Repris dans : The Canadian Modern Language Review / La Revue Canadienne des
Langues Vivantes,
vol. 67/3, August /Août 2011, pp. 301-322.
Cet article est centré sur un aspect complémentaire de la question du
curriculum : l'évaluation certificative, mais cette centration nous permet
de saisir les liens qui les unissent, et les problèmes qui découlent des
contradictions ou manques de cohérence entre ces deux aspects des systèmes
éducatifs. On constate fréquemment que les dispositifs d'évaluation certificative ne
reflètent que très partiellement les objectifs déclarés dans le curriculum
en vigueur, ou même qu'ils entrent en contradiction avec ces objectifs et
avec les pratiques souhaitées qui en découlent pour la classe. Les
enseignants eux-mêmes se sentent souvent bridés dans leurs choix
pédagogiques par ces examens auxquels ils préparent leurs élèves, et qui
les évaluent eux-mêmes. Mais on ne trouve pas, à notre connaissance,
d'études abordant de façon frontale les conséquences éducatives de ces
divergences. C'est ce que nous tentons de faire ici à partir d'une étude
récente que nous avons menée sur les écoles bilingues de trois pays de la
francophonie du sud, représentant chacun l'une des trois aires :
arabophone, créolophone, subsaharienne. Le bilinguisme scolaire se définit
comme une option pédagogique dans laquelle plus d'une langue sert de langue
d'enseignement. Le curriculum (bilingue dans ce cas) définit alors les
domaines enseignés en langue a (La) et ceux enseignés en langue b (Lb),
ainsi que les temps d'utilisation de La et Lb, selon les années[1]. Reste à
déterminer le sort de La et Lb dans les dispositifs d'évaluation
certificative, ce qui fait l'objet du présent travail. 1. CURRICULA ET ÉVALUATION CERTIFICATIVE AU PRIMAIRE Dans le prolongement d'une étude sur les pratiques d'enseignement et plus
précisément les modalités du passage de L1 à L2 dans les écoles bilingues
primaires au Mali, en Mauritanie et aux Seychelles (Noyau, 2009), nous
allons détailler les conséquences des divergences entre les curricula en
vigueur et les systèmes et pratiques d'évaluation certificative, du point
de vue de l'acquisition de la L2 et de la bilingualité en devenir chez les
élèves. Les enfants issus des classes bilingues se retrouvent face à une
évaluation sélective de fin de cycle primaire, filtre pour l'accès au
collège, qui reste souvent proche de celle de l'école monolingue classique
de type colonial, peu appropriée pour évaluer les apprentissages supposés
par le curriculum. Dans chacun des pays, nous avons travaillé avec un échantillon de 20 copies
notées pour chaque épreuve (archives des services des examens en
Mauritanie, examens blancs au Mali, évaluation nationale en cours de
dernière année aux Seychelles), fournies par les ministères respectifs.
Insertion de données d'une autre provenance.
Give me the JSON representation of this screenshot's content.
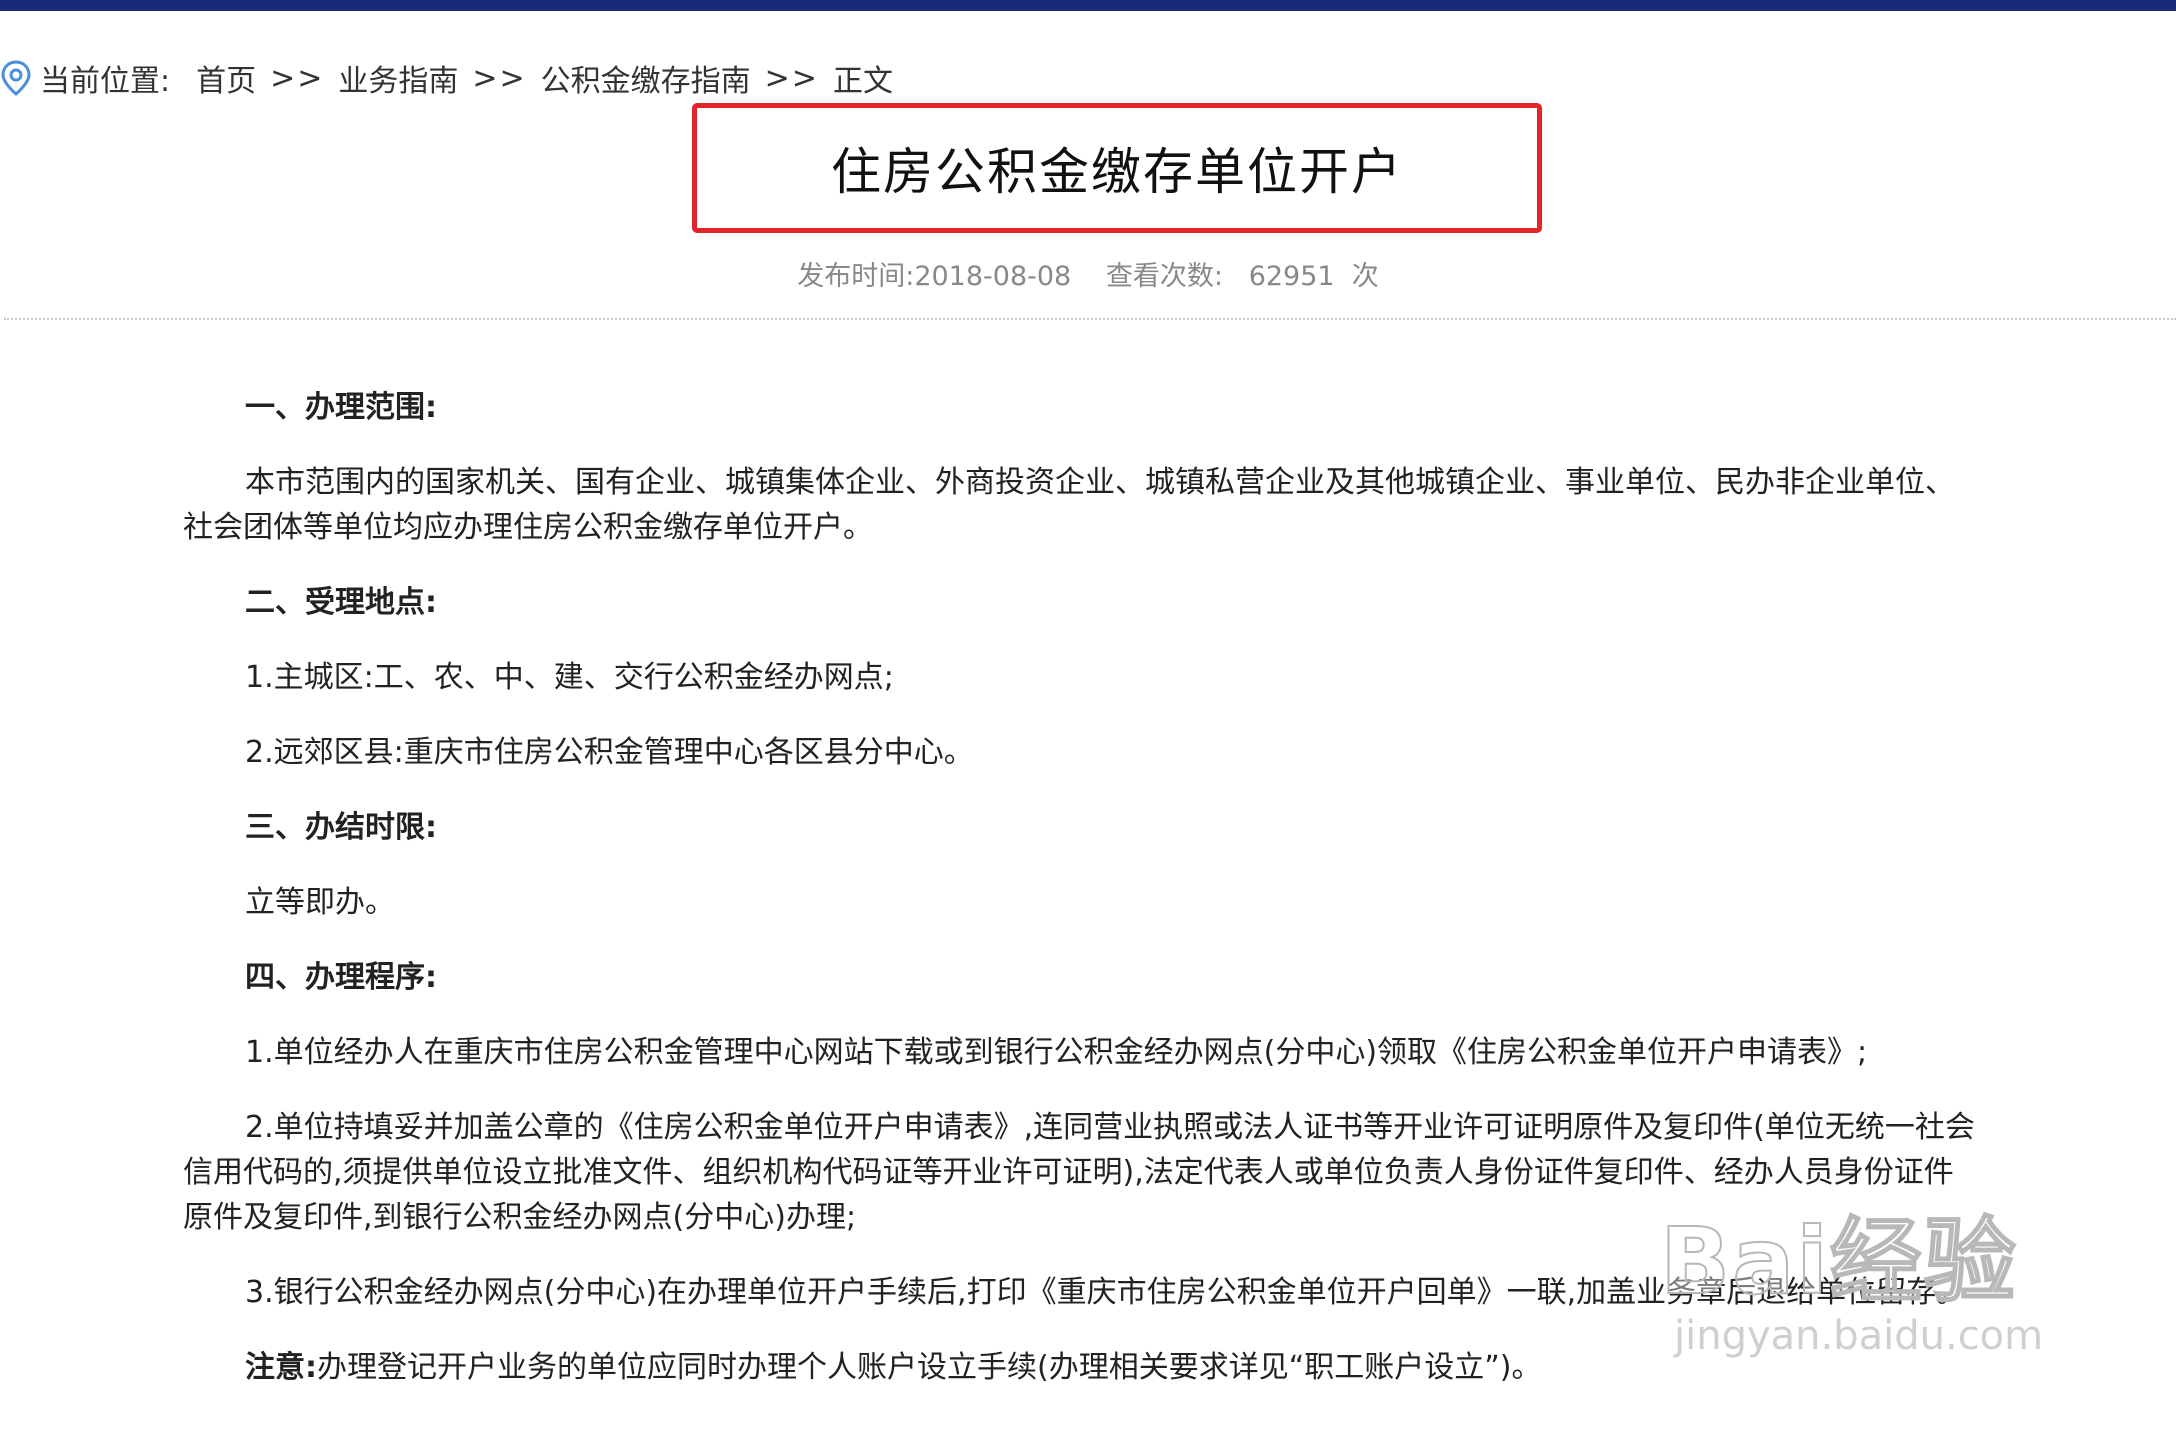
{
  "breadcrumb": {
    "label": "当前位置:",
    "items": [
      "首页",
      "业务指南",
      "公积金缴存指南",
      "正文"
    ],
    "separator": ">>"
  },
  "article": {
    "title": "住房公积金缴存单位开户",
    "publish_time": "发布时间:2018-08-08",
    "view_label": "查看次数:",
    "view_count": "62951",
    "view_unit": "次",
    "sections": [
      {
        "heading": "一、办理范围:",
        "paragraphs": [
          "本市范围内的国家机关、国有企业、城镇集体企业、外商投资企业、城镇私营企业及其他城镇企业、事业单位、民办非企业单位、社会团体等单位均应办理住房公积金缴存单位开户。"
        ]
      },
      {
        "heading": "二、受理地点:",
        "paragraphs": [
          "1.主城区:工、农、中、建、交行公积金经办网点;",
          "2.远郊区县:重庆市住房公积金管理中心各区县分中心。"
        ]
      },
      {
        "heading": "三、办结时限:",
        "paragraphs": [
          "立等即办。"
        ]
      },
      {
        "heading": "四、办理程序:",
        "paragraphs": [
          "1.单位经办人在重庆市住房公积金管理中心网站下载或到银行公积金经办网点(分中心)领取《住房公积金单位开户申请表》;",
          "2.单位持填妥并加盖公章的《住房公积金单位开户申请表》,连同营业执照或法人证书等开业许可证明原件及复印件(单位无统一社会信用代码的,须提供单位设立批准文件、组织机构代码证等开业许可证明),法定代表人或单位负责人身份证件复印件、经办人员身份证件原件及复印件,到银行公积金经办网点(分中心)办理;",
          "3.银行公积金经办网点(分中心)在办理单位开户手续后,打印《重庆市住房公积金单位开户回单》一联,加盖业务章后退给单位留存。"
        ]
      }
    ],
    "note_label": "注意:",
    "note_text": "办理登记开户业务的单位应同时办理个人账户设立手续(办理相关要求详见“职工账户设立”)。"
  },
  "watermark": {
    "logo": "Bai经验",
    "url": "jingyan.baidu.com"
  },
  "colors": {
    "top_bar": "#1a2a7a",
    "highlight_box": "#e0252b",
    "meta_text": "#888888"
  }
}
Nous les analysons à partir des questions suivantes : quelles tâches
cognitives suscitent les épreuves d'examen chez les élèves ? sont-elles
en cohérence avec les objectifs d'apprentissage du cycle évalué ? tiennent-
elles compte du bilinguisme scolaire visé ? les pratiques d'évaluation par
les correcteurs correspondent-elles aux normes d'évaluation visées ? quel
pilotage de l'enseignement constituent ces examens ? comment faire évoluer
ces dispositifs d'évaluation certificative au bénéfice des apprentissages ?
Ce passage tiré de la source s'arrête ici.